O laudo necroscópico apontou que Jucimar foi atingido por 4 disparos, todos pela frente, e morreu em decorrência de traumatismo abdominal. A perícia também constatou que a pistola Glock 9 milímetros atribuída a ele estava em condições de funcionamento.

Para o Ministério Público, esses elementos, somados aos depoimentos dos policiais, sustentam a versão de que havia uma ameaça iminente contra a equipe.

Carlos Eduardo declarou que atirou quando Jucimar tentou sacar a arma. Conforme seu depoimento, depois que o homem caiu, ele fez o desarme, constatou que ainda havia sinais vitais e decidiu levá-lo ao hospital na própria viatura, diante da dificuldade de acesso ao local.

O MPMS entendeu que os tiros foram disparados para repelir uma “injusta agressão iminente” e pediu o arquivamento do inquérito.

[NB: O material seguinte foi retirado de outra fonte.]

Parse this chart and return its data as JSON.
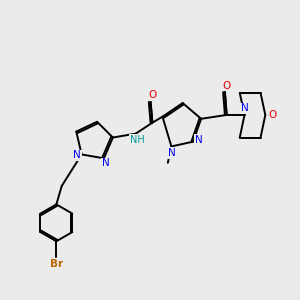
{
  "bg_color": "#ebebeb",
  "atom_colors": {
    "N": "#0000ee",
    "O": "#ee0000",
    "Br": "#bb6600",
    "NH_color": "#009999"
  },
  "figsize": [
    3.0,
    3.0
  ],
  "dpi": 100,
  "xlim": [
    0,
    10
  ],
  "ylim": [
    0,
    10
  ]
}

A Justiça considerou que a manifestação estava amparada pelos depoimentos, laudos periciais e demais provas e manteve o arquivamento.

O processo também registra que a perícia encontrou vestígios compatíveis com o deslocamento de Jucimar do ponto em que teria sido baleado até o local onde foi colocado na viatura.

O laudo classificou o episódio como uma possível ocorrência de confronto policial e apontou indícios de que os militares prestaram socorro.

Na madrugada de ontem (16), Carlos Eduardo da Silva Filho entrou no alojamento do 4º Batalhão da Polícia Militar em Ponta Porã e disparou 2 tiros no policial da reserva Resoaldo Gomes dos Santos, de 44 anos.

Ferido no rosto e no abdômen, Resoaldo foi socorrido ao Hospital Regional Dr. José de Simone Netto, mas não resistiu aos ferimentos e morreu por volta de 6h20 de hoje.

A Polícia Militar não divulgou detalhes do crime. O tenente foi preso em flagrante e o caso está sendo investigado pela Corregedoria-Geral.

Resoaldo entrou para a reserva da Polícia Militar após ser ferido a tiros durante uma abordagem a 2 suspeitos de assalto no Centro de Ponta Porã, em 7 de novembro de 2015.

Em 1º de novembro de 2025, ele foi preso após ser flagrado com um fuzil calibre 5,56 em seu carro, também em Ponta Porã. Resoaldo resistiu à abordagem, tentou evitar a prisão, apontou o fuzil para os PMs e fugiu a pé com a arma, mas foi preso em casa.

O episódio resultou em uma ação penal por posse ilegal de arma de fogo de uso restrito, tentativa de homicídio, ameaça, coação e direção perigosa. A audiência de instrução, para declarações do acusado e depoimento de testemunhas de acusação e de defesa, estava agendada para 20 de maio de 2027.